While some of these added restrictions are quite reasonable, taken in total, they will tend to limit the kind of employers who would qualify for the program, particularly amongst the small, independent business that now hire many undocumented workers. The bookkeeping, time restrictions and paperwork involved could prove prohibitive to small employers, leaving only larger operations, with the ability to hire extra personel to oversee processing, in the “pool”. With a limited employer pool, immigrants who wish to change jobs may be reluctant to do so, no matter what the reason.

The Kennedy/McCain bill gives the temporary worker the same job mobility as a “green card” where the immigrant can make job decisions based on what job is best for them, not limited to a pre-approved “pool”.

For these reasons I find the Temporary Guest Worker proposals in the Specter bill unacceptable.

My other problem is I find the whole concept of “temporary” workers impractical and discriminatory. I understand that in certain agricultural sectors the need for large amounts of seasonal labor is required, and for these kinds of jobs I see the logic in temporary workers. Outside of that circumstance, I see no need or reason to have such a program.

If an employer needs a worker today to fill a job, how can he, the government or anyone else, possibly know that the job will no longer exist in an arbitrary amount of time like three or six years.
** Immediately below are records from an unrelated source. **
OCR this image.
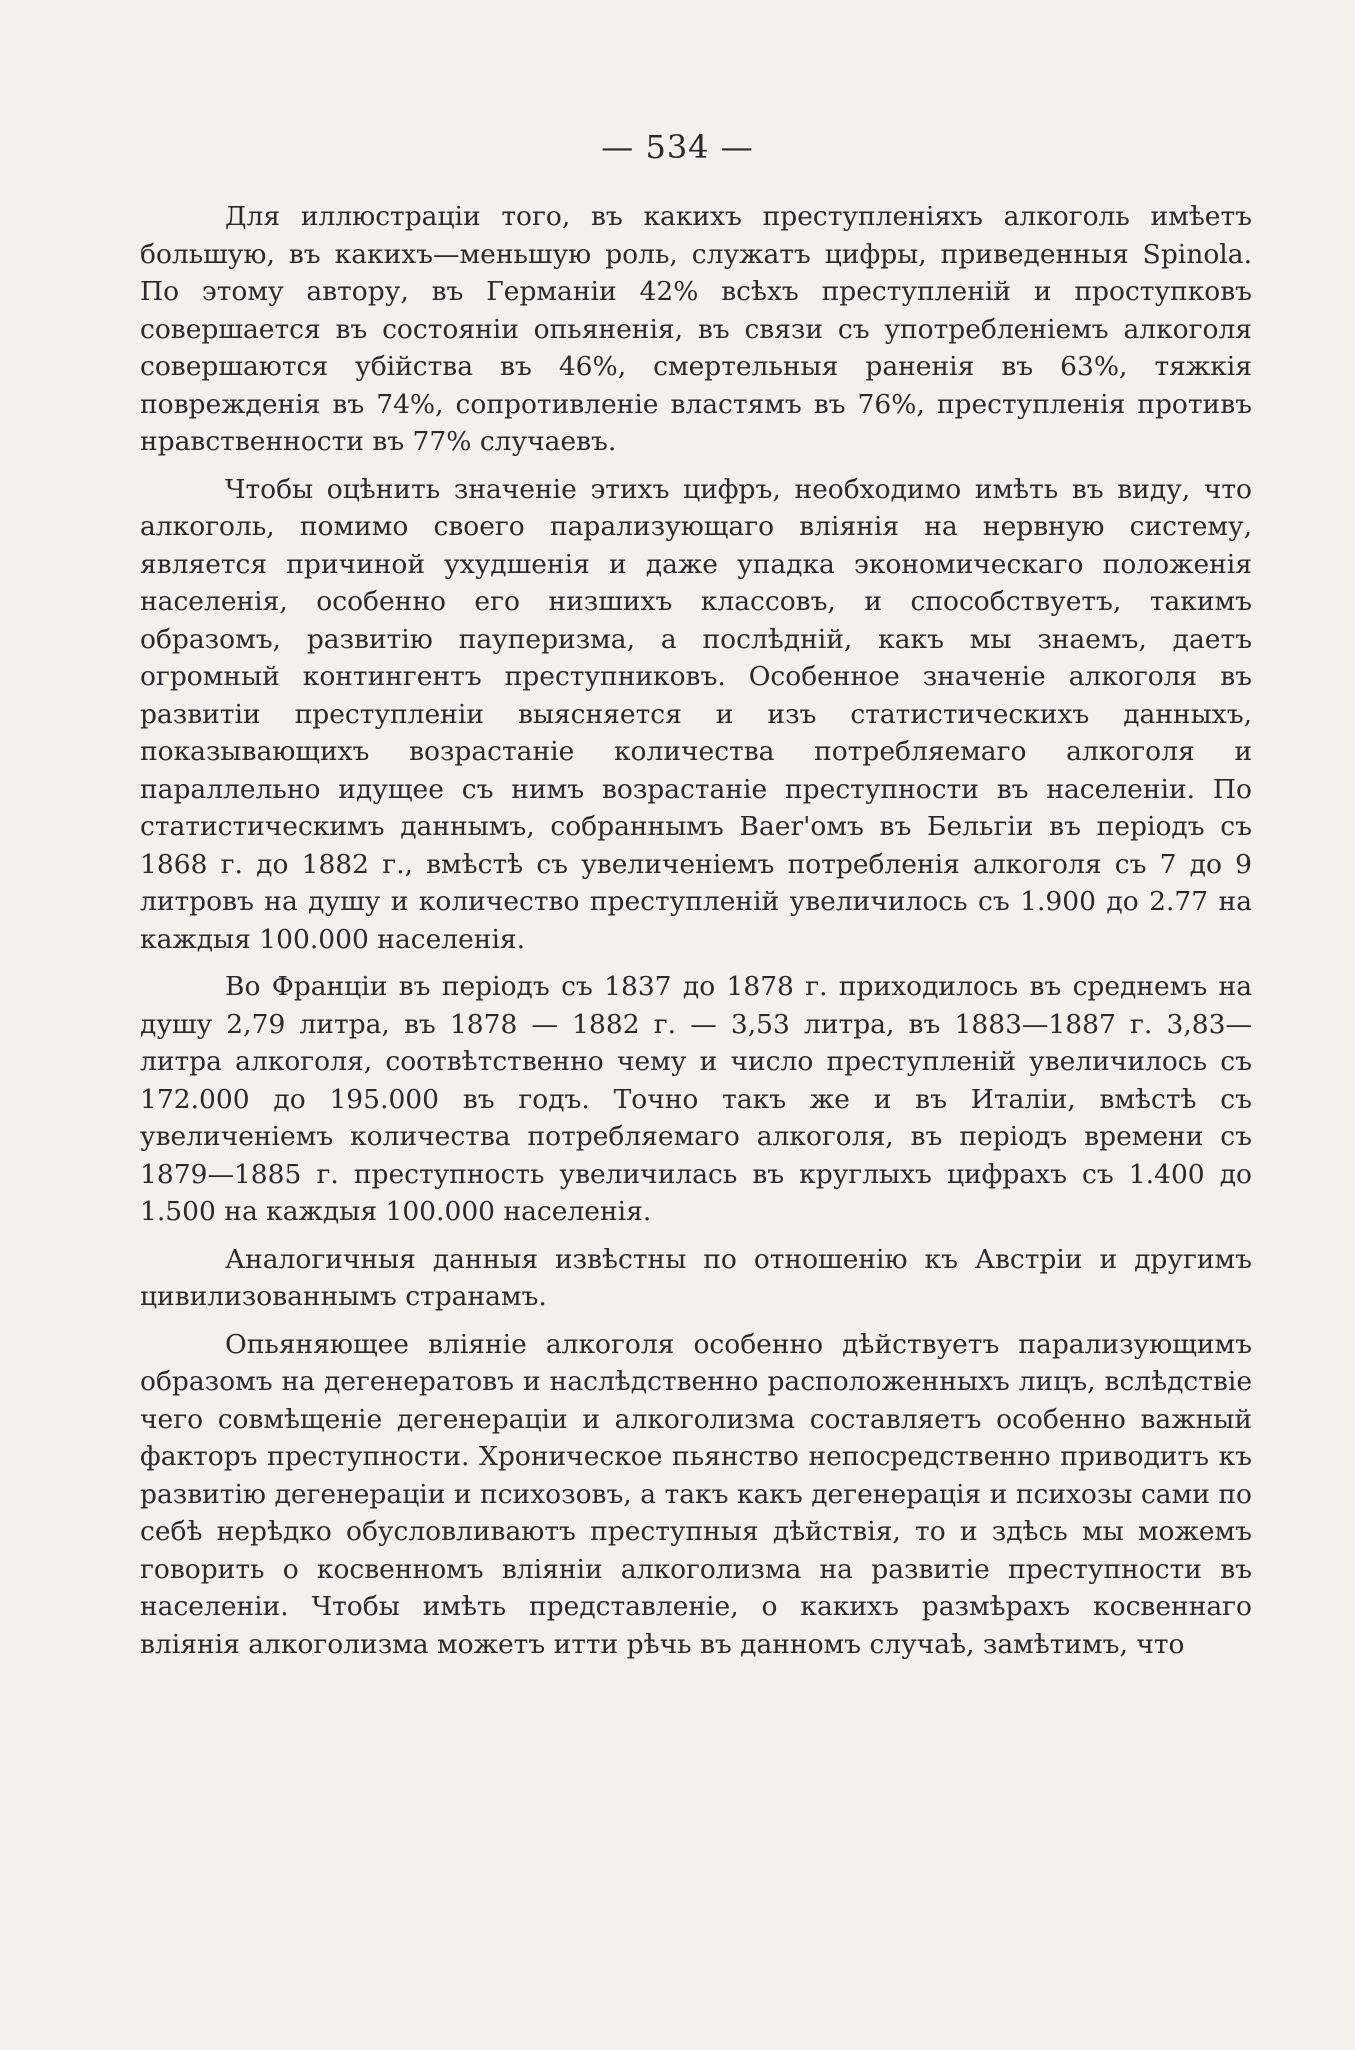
— 534 —

Для иллюстраціи того, въ какихъ преступленіяхъ алкоголь имѣетъ большую, въ какихъ—меньшую роль, служатъ цифры, приведенныя Spinola. По этому автору, въ Германіи 42% всѣхъ преступленій и проступковъ совершается въ состояніи опьяненія, въ связи съ употребленіемъ алкоголя совершаются убійства въ 46%, смертельныя раненія въ 63%, тяжкія поврежденія въ 74%, сопротивленіе властямъ въ 76%, преступленія противъ нравственности въ 77% случаевъ.

Чтобы оцѣнить значеніе этихъ цифръ, необходимо имѣть въ виду, что алкоголь, помимо своего парализующаго вліянія на нервную систему, является причиной ухудшенія и даже упадка экономическаго положенія населенія, особенно его низшихъ классовъ, и способствуетъ, такимъ образомъ, развитію пауперизма, а послѣдній, какъ мы знаемъ, даетъ огромный контингентъ преступниковъ. Особенное значеніе алкоголя въ развитіи преступленіи выясняется и изъ статистическихъ данныхъ, показывающихъ возрастаніе количества потребляемаго алкоголя и параллельно идущее съ нимъ возрастаніе преступности въ населеніи. По статистическимъ даннымъ, собраннымъ Baer'омъ въ Бельгіи въ періодъ съ 1868 г. до 1882 г., вмѣстѣ съ увеличеніемъ потребленія алкоголя съ 7 до 9 литровъ на душу и количество преступленій увеличилось съ 1.900 до 2.77 на каждыя 100.000 населенія.

Во Франціи въ періодъ съ 1837 до 1878 г. приходилось въ среднемъ на душу 2,79 литра, въ 1878 — 1882 г. — 3,53 литра, въ 1883—1887 г. 3,83—литра алкоголя, соотвѣтственно чему и число преступленій увеличилось съ 172.000 до 195.000 въ годъ. Точно такъ же и въ Италіи, вмѣстѣ съ увеличеніемъ количества потребляемаго алкоголя, въ періодъ времени съ 1879—1885 г. преступность увеличилась въ круглыхъ цифрахъ съ 1.400 до 1.500 на каждыя 100.000 населенія.

Аналогичныя данныя извѣстны по отношенію къ Австріи и другимъ цивилизованнымъ странамъ.

Опьяняющее вліяніе алкоголя особенно дѣйствуетъ парализующимъ образомъ на дегенератовъ и наслѣдственно расположенныхъ лицъ, вслѣдствіе чего совмѣщеніе дегенераціи и алкоголизма составляетъ особенно важный факторъ преступности. Хроническое пьянство непосредственно приводитъ къ развитію дегенераціи и психозовъ, а такъ какъ дегенерація и психозы сами по себѣ нерѣдко обусловливаютъ преступныя дѣйствія, то и здѣсь мы можемъ говорить о косвенномъ вліяніи алкоголизма на развитіе преступности въ населеніи. Чтобы имѣть представленіе, о какихъ размѣрахъ косвеннаго вліянія алкоголизма можетъ итти рѣчь въ данномъ случаѣ, замѣтимъ, что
That is the premise this program has to work on in order make any logical sense. If not, and the job is in fact available after that time, why would there be any reason to send the worker home?
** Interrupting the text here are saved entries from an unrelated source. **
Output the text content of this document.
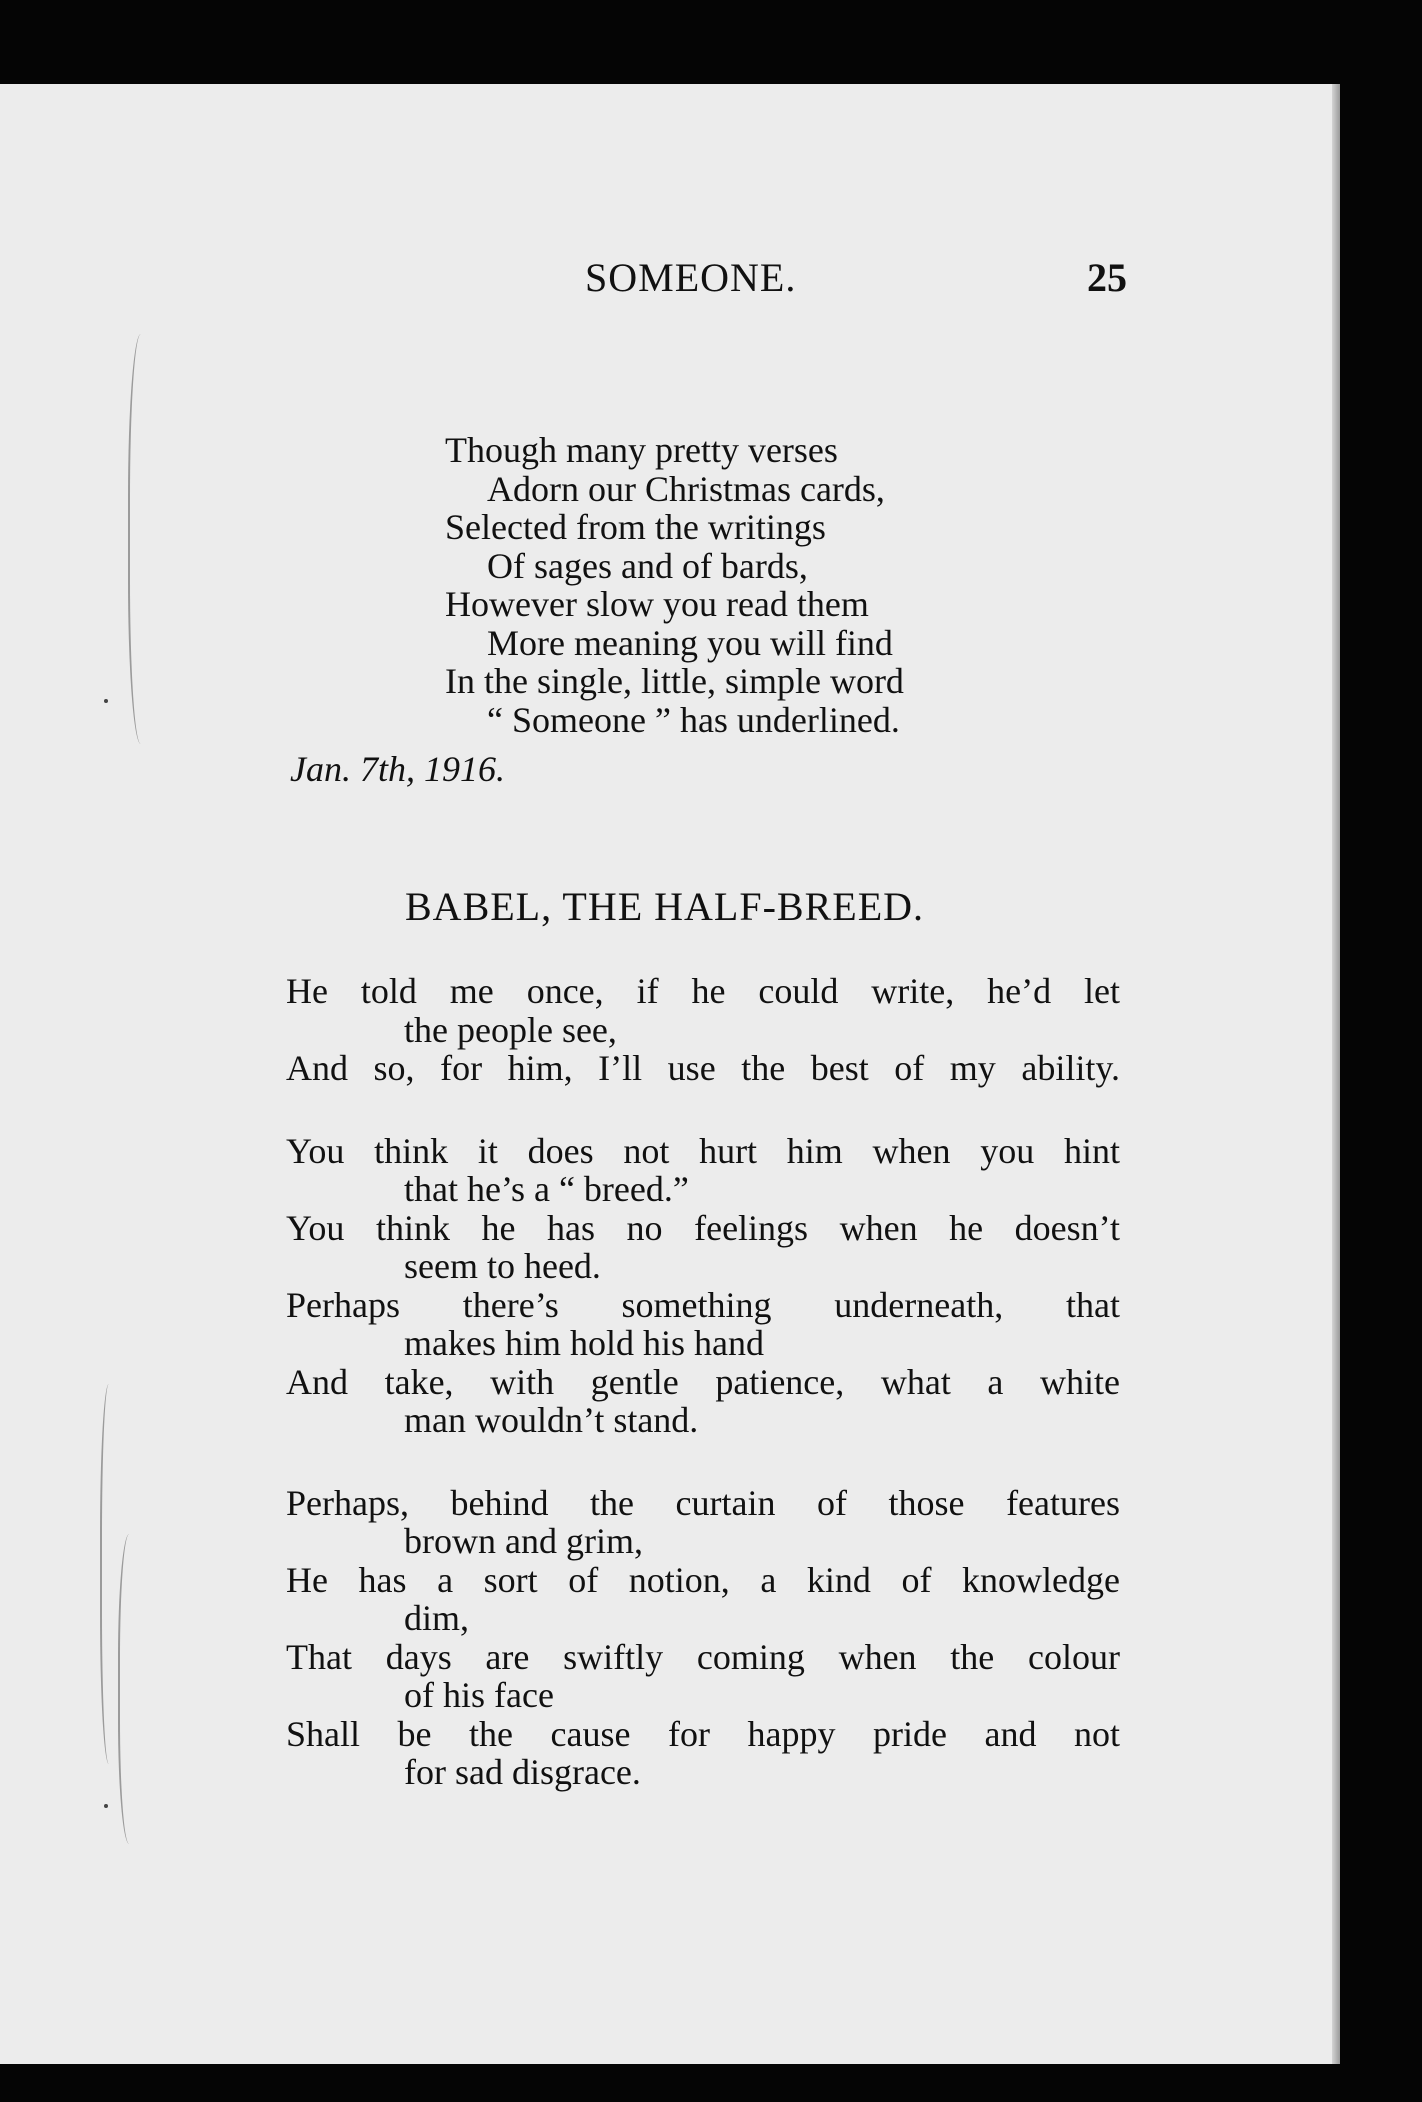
SOMEONE.	25
Though many pretty verses
Adorn our Christmas cards,
Selected from the writings
Of sages and of bards,
However slow you read them
More meaning you will find
In the single, little, simple word
“ Someone ” has underlined.
Jan. 7th, 1916.
BABEL, THE HALF-BREED.
He told me once, if he could write, he’d let
the people see,
And so, for him, I’ll use the best of my ability.
You think it does not hurt him when you hint
that he’s a “ breed.”
You think he has no feelings when he doesn’t
seem to heed.
Perhaps there’s something underneath, that
makes him hold his hand
And take, with gentle patience, what a white
man wouldn’t stand.
Perhaps, behind the curtain of those features
brown and grim,
He has a sort of notion, a kind of knowledge
dim,
That days are swiftly coming when the colour
of his face
Shall be the cause for happy pride and not
for sad disgrace.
 The only reason would be to keep the workers from putting in enough time to qualify for pay raises, benefits, the ability to unionize etc. It’s purely discriminatory. It’s a plan to perpetuate an “underclass” of revolving, cheap, immigrant labor.

If the labor market dictates that a given number of low-skilled workers are needed every year to fill jobs in this country, and these jobs can not in fact be filled with native workers, than the solution is to allow people from other nations to come and fill them. Not as temporary, disposable workers to be replaced as soon as they gain economic privileges, but as full fledged new members of society who can enjoy the fruits of their labor without fear of being uprooted every six years.

It seems very simple to me:  Would American workers sign on to a plan by which no one could ever stay at one job any more that six years, no matter how much they wanted too?  Would they accept a plan that assured they could never qualify for a pension,  pay raises, extra weeks of vacation, medical benefits, a 401K, and all the other perks that go with long-term employment?   Would American workers accept that they would have to uproot their families and move every six years?  

Of course not …. We believe in free will and economic autonomy. Why should we expect immigrant workers to accept any less?